Growing an adoptive family

Adoptive family life has been on my mind a lot lately. This is sort of an ebb and flow of my life. Sometimes life is just life.  It is pretty much the kind of child rearing, crazy living, day to day existence that is fairly typical of my other friends who have kids of similar ages and/or interests.

Then there are the differences in our life that are the result of raising children with a disability.  Kids who will never be able to live independently require a different mind set.  I spent years grieving when I came to grips with the fact that Chet would grow into manhood with a laundry list of experiences and responsibilities that would never be possible for him.This is also true for Fiona.  But I am emotionally in a different place now. I am comfortable with my role being parent/guardian for the long term. With planning safe futures for them when I am gone.  With realizing that there is an aspect of "Peter Pan" in raising differently abled children.  I have learned to enjoy the fact that there is still a wonder and youthfulness as a part of their personalities and i embrace that.  I remember that when their personalities show the difficult todldler-esque tantrum in a full grown body.  These differences too can be shared with some friends.  Not too many geographically close to me, but the joy of the Internet means I have friends all over. Folks who get it.  Folks who have walked harder roads, and who inspire me.

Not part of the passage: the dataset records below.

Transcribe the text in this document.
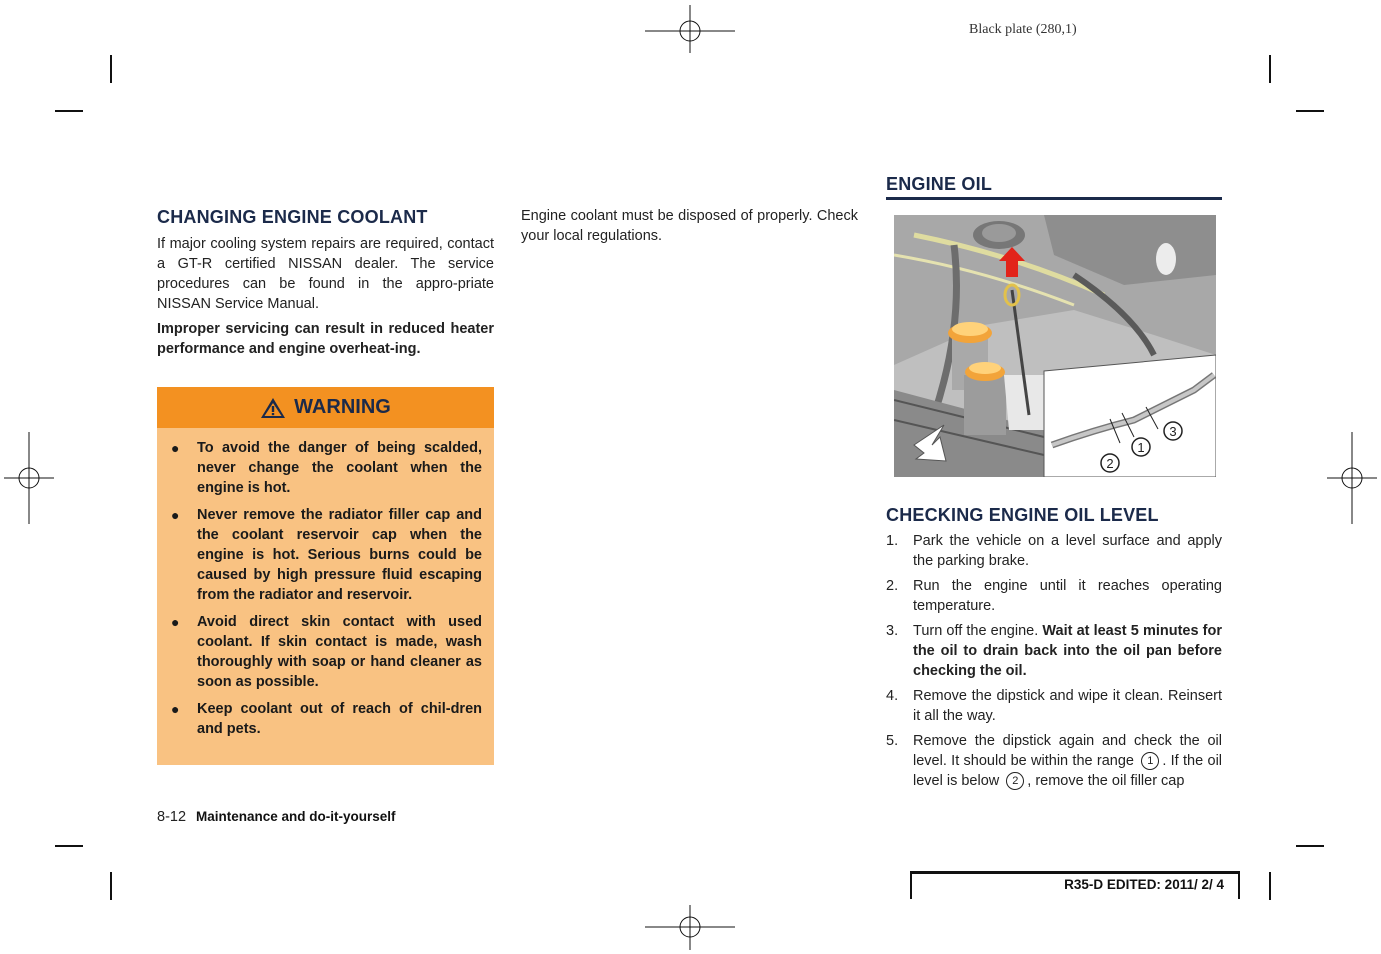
Black plate (280,1)
CHANGING ENGINE COOLANT

If major cooling system repairs are required, contact a GT-R certified NISSAN dealer. The service procedures can be found in the appro-priate NISSAN Service Manual.

Improper servicing can result in reduced heater performance and engine overheat-ing.

WARNING
● To avoid the danger of being scalded, never change the coolant when the engine is hot.
● Never remove the radiator filler cap and the coolant reservoir cap when the engine is hot. Serious burns could be caused by high pressure fluid escaping from the radiator and reservoir.
● Avoid direct skin contact with used coolant. If skin contact is made, wash thoroughly with soap or hand cleaner as soon as possible.
● Keep coolant out of reach of chil-dren and pets.

Engine coolant must be disposed of properly. Check your local regulations.

ENGINE OIL
1
2
3
CHECKING ENGINE OIL LEVEL
1. Park the vehicle on a level surface and apply the parking brake.
2. Run the engine until it reaches operating temperature.
3. Turn off the engine. Wait at least 5 minutes for the oil to drain back into the oil pan before checking the oil.
4. Remove the dipstick and wipe it clean. Reinsert it all the way.
5. Remove the dipstick again and check the oil level. It should be within the range 1 . If the oil level is below 2 , remove the oil filler cap
8-12 Maintenance and do-it-yourself
R35-D EDITED: 2011/ 2/ 4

There are also the differences that are unique to the world of adoption.  Raising my children means honoring and including as much as is possible, all the people who are part of their lives. Their first families, their extended families--they are not "their" family. They are "our:" family. I genuinely like and respect them.  Certainly some make unwise choices.  But family is not perfect.  My own biological family is far from perfect; I don't expect that from others.  That does not mean I will put my children in unsafe situations, but it does mean that I don't have unrealistic expectations of what people's lives could/should look like. I think this also shows my kids that I mean what I say when I affirm that I love them even when they make a mistake.

I have read some interesting posts about adoption "triads" lately and honestly it wasn't even a word in my vocabulary till reading about it.  For me, adoption has been about making the circle of family larger and I envision our children in the center. Safe. Loved.  With everyone radiating the same distance from the center.